消費者の意識・関心の向上や予防歯科の浸透から近年堅調に推移するオーラルケア市場。2018年は前年比102%の1986億円。14年比では13%増、約230億円の伸長を遂げている。その成長ドライバーとなっているのは、各社の継続的な取り組みにより使用習慣が定着してきた液体や歯間クリーナーと、歯周病や美白など高付加価値歯磨である。

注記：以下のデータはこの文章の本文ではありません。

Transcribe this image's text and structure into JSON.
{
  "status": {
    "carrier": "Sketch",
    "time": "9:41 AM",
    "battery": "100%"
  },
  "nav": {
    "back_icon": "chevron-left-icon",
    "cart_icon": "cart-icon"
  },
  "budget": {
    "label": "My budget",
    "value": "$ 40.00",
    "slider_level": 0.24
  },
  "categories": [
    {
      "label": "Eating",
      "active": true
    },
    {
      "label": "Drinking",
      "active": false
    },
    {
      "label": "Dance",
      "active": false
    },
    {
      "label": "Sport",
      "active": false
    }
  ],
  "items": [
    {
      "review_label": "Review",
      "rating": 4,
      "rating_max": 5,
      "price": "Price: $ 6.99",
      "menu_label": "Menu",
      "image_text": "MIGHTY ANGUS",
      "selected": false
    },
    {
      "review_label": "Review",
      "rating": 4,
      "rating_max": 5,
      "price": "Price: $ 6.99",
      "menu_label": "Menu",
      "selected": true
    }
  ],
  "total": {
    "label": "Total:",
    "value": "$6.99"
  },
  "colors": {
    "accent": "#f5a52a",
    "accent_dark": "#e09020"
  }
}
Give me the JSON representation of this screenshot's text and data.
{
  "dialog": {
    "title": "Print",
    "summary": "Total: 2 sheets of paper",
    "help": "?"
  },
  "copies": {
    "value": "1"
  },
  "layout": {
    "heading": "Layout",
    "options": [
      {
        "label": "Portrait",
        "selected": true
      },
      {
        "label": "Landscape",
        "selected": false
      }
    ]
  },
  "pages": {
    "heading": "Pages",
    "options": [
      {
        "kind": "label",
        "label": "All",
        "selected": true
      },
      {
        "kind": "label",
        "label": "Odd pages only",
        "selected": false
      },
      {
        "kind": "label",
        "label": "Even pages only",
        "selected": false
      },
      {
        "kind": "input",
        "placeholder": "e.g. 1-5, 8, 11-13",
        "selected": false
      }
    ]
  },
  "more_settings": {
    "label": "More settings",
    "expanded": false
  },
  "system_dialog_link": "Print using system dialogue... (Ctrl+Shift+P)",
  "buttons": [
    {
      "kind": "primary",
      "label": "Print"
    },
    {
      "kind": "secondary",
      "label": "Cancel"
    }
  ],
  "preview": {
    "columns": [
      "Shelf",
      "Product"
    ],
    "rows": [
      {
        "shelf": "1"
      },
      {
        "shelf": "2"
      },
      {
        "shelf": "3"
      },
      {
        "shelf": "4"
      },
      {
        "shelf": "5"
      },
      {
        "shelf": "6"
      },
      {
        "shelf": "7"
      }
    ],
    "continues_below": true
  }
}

オーラルケア市場のトップを走るライオンは18年も好調で、さらにメーカーシェアを拡大。多くの個性を持つブランドがカテゴリーを越えてそれぞれの力を発揮している形だ。なかでも著しい成長を見せたのが、17年8月に発売した口臭ケアブランドの「NONIO」である。同ブランドは口臭ケアを通して使用者のコミュニケーションを応援するという生活行動での価値を訴求。その新たな価値提案により、口腔疾患に対する具体的な悩みがなく、オーラルケアに関心が低いという特徴を持つ20~30代の若年層を中心に支持を得た。ライオンは、虫歯ケアの「クリニカ」、歯周病ケアの「システマ」、歯茎ケアの「デントヘルス」による流通からの信頼感を武器に、新ブランド「NONIO」の十分な配荷を実現。継続的なマスコミュニケーション、流通との協力による店頭展開によりシェアを伸ばし、歯磨、液体カテゴリーにおいて圧倒的存在感を見せつけた。